The total CRH rate was 46.4%. It was higher with ASCT (49.7%) than with MDex (37.7%, p = 0.001). Subgroup analysis found that the regimen-associated difference was mainly in medium-high risk patients (57.0% vs. 35.8%, p = 0.023), and the CRH responses in the low-risk patients (40.6% vs. 43.8%, p = 1.000) were not significantly different. The CRH rates in the LDex (49.7%) and ASCT (47.5%) groups were not significantly different (p = 0.797). (Fig. 1a).
The total CRV rate was 55.1%. CRV was significantly better after ASCT than after MDex (38.5%, p = 0.001) or LDex (47.7%, p = 0.008). (Fig. 1a) Subgroup analysis found that the CRV benefit of ASCT compared with the other regimens was significant in medium-high risk (p = 0.001), but not in low-risk (p = 0.222). Moreover, CRV was prognostic for PFS in medium-high risk patients, but not for OS in these groups. (Supplement Fig. 1).

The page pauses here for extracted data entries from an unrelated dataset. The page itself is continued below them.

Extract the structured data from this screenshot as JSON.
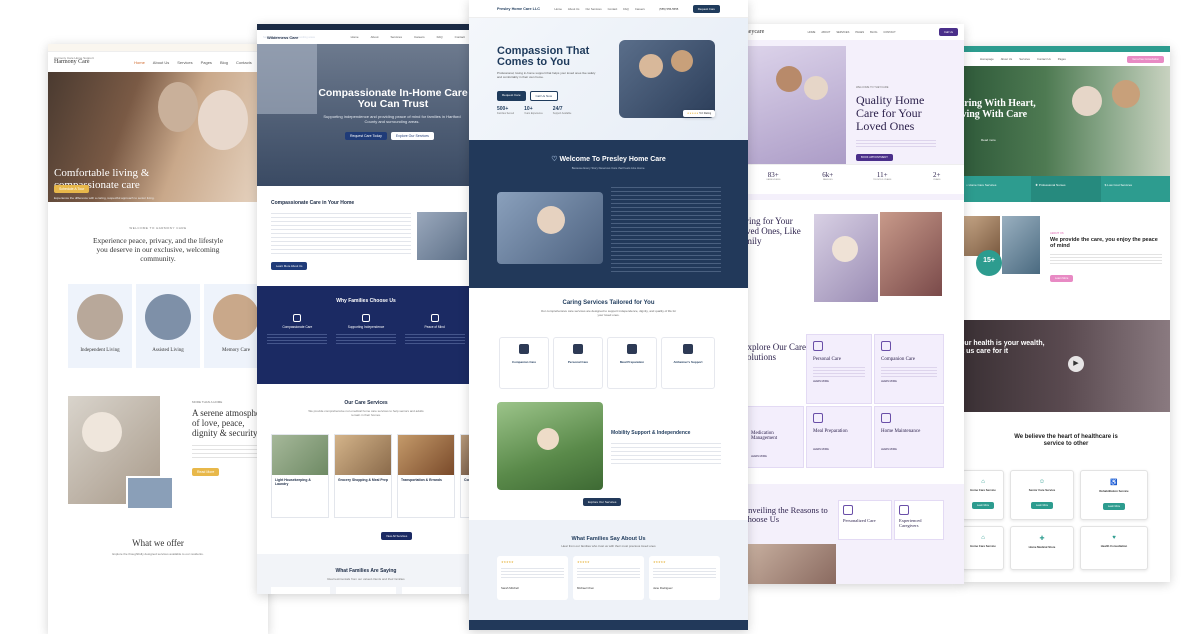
{
  "colors": {
    "navy": "#1f3b5c",
    "teal": "#2d9c8f",
    "purple": "#5b3fa0",
    "pink": "#e88ac4",
    "gold": "#e8b84a"
  },
  "p1": {
    "topbar": "Harmony Care Home Support",
    "logo": "Harmony Care",
    "nav": [
      "Home",
      "About Us",
      "Services",
      "Pages",
      "Blog",
      "Contacts"
    ],
    "hero_title": "Comfortable living & compassionate care",
    "hero_sub": "Experience the difference with a caring, respectful approach to senior living.",
    "hero_btn": "Schedule A Tour",
    "welcome_kicker": "WELCOME TO HARMONY CARE",
    "welcome": "Experience peace, privacy, and the lifestyle you deserve in our exclusive, welcoming community.",
    "cards": [
      "Independent Living",
      "Assisted Living",
      "Memory Care"
    ],
    "about_kicker": "MORE THAN A HOME",
    "about_title": "A serene atmosphere of love, peace, dignity & security",
    "about_btn": "Read More",
    "offer_title": "What we offer",
    "offer_sub": "Explore the thoughtfully designed services available to our residents."
  },
  "p2": {
    "topbar": "Serving Hartford County & surrounding areas",
    "logo": "Wilderness Care",
    "nav": [
      "Home",
      "About",
      "Services",
      "Careers",
      "FAQ",
      "Contact"
    ],
    "hero_title": "Compassionate In-Home Care You Can Trust",
    "hero_sub": "Supporting independence and providing peace of mind for families in Hartford County and surrounding areas.",
    "btn1": "Request Care Today",
    "btn2": "Explore Our Services",
    "sec_title": "Compassionate Care in Your Home",
    "sec_btn": "Learn More About Us",
    "why_title": "Why Families Choose Us",
    "why_items": [
      "Compassionate Care",
      "Supporting Independence",
      "Peace of Mind"
    ],
    "svc_title": "Our Care Services",
    "svc_sub": "We provide comprehensive non-medical home care services to help seniors and adults remain in their homes.",
    "svc_items": [
      "Light Housekeeping & Laundry",
      "Grocery Shopping & Meal Prep",
      "Transportation & Errands",
      "Comp"
    ],
    "all_btn": "View All Services",
    "say_title": "What Families Are Saying",
    "say_sub": "Real testimonials from our valued clients and their families"
  },
  "p3": {
    "logo": "Presley Home Care LLC",
    "nav": [
      "Home",
      "About Us",
      "Our Services",
      "Contact",
      "FAQ",
      "Careers"
    ],
    "phone": "(555) 555-5555",
    "nav_btn": "Request Care",
    "hero_title": "Compassion That Comes to You",
    "hero_sub": "Professional, loving in-home support that helps your loved ones live safely and comfortably in their own home.",
    "hero_btn1": "Request Care",
    "hero_btn2": "Call Us Now",
    "stats": [
      {
        "n": "500+",
        "l": "Families Served"
      },
      {
        "n": "10+",
        "l": "Years Experience"
      },
      {
        "n": "24/7",
        "l": "Support Available"
      }
    ],
    "badge": "5.0 Rating",
    "welcome_title": "Welcome To Presley Home Care",
    "welcome_sub": "Because Every Story Deserves Care that Feels Like Home.",
    "svc_title": "Caring Services Tailored for You",
    "svc_sub": "Our comprehensive care services are designed to support independence, dignity, and quality of life for your loved ones.",
    "svc_items": [
      "Companion Care",
      "Personal Care",
      "Meal Preparation",
      "Alzheimer's Support"
    ],
    "mob_title": "Mobility Support & Independence",
    "mob_btn": "Explore Our Services",
    "say_title": "What Families Say About Us",
    "say_sub": "Hear from our families who trust us with their most precious loved ones",
    "reviews": [
      "Sarah Mitchell",
      "Michael Chen",
      "Jane Rodriguez"
    ]
  },
  "p4": {
    "logo": "theycare",
    "nav": [
      "HOME",
      "ABOUT",
      "SERVICES",
      "PAGES",
      "BLOG",
      "CONTACT"
    ],
    "nav_btn": "Call Us",
    "kicker": "WELCOME TO THEYCARE",
    "hero_title": "Quality Home Care for Your Loved Ones",
    "hero_btn": "BOOK APPOINTMENT",
    "stats": [
      {
        "n": "83+",
        "l": "CAREGIVERS"
      },
      {
        "n": "6k+",
        "l": "FAMILIES"
      },
      {
        "n": "11+",
        "l": "TRUSTED YEARS"
      },
      {
        "n": "2+",
        "l": "YEARS"
      }
    ],
    "care_title": "Caring for Your Loved Ones, Like Family",
    "sol_title": "Explore Our Care Solutions",
    "sol_items": [
      "Personal Care",
      "Companion Care",
      "Medication Management",
      "Meal Preparation",
      "Home Maintenance"
    ],
    "read": "LEARN MORE",
    "reasons_title": "Unveiling the Reasons to Choose Us",
    "reasons_items": [
      "Personalized Care",
      "Experienced Caregivers"
    ]
  },
  "p5": {
    "nav": [
      "Homepage",
      "About Us",
      "Services",
      "Contact Us",
      "Pages"
    ],
    "nav_btn": "Get a free Consultation",
    "hero_title": "Caring With Heart, Living With Care",
    "hero_btn": "Read more",
    "strip": [
      "Home Care Services",
      "Professional Nurses",
      "Low Cost Services"
    ],
    "badge": "15+",
    "about_kicker": "ABOUT US",
    "about_title": "We provide the care, you enjoy the peace of mind",
    "about_btn": "Learn More",
    "video_title": "Your health is your wealth, let us care for it",
    "belief_title": "We believe the heart of healthcare is service to other",
    "svc_items": [
      "Home Care Service",
      "Senior Care Service",
      "Rehabilitation Service",
      "Home Care Service",
      "Home Medical Store",
      "Health Consultation"
    ],
    "svc_btn": "Learn More"
  }
}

Combined CRH and CRV have been associated with PFS and OS, and can be used as a surrogate endpoint [14]. The overall CRH/CRV rate was 65.8% and the ASCT rate (75.3%) was higher than that with MDex (58.3%, p = 0.015) but not significantly different from the rate with LDex (p = 0.142). The difference in the CRH/CRV rates in the ASCT and MDex groups was observed in medium-high risk patients (p = 0.001), but not in low-risk patients (p = 0.748).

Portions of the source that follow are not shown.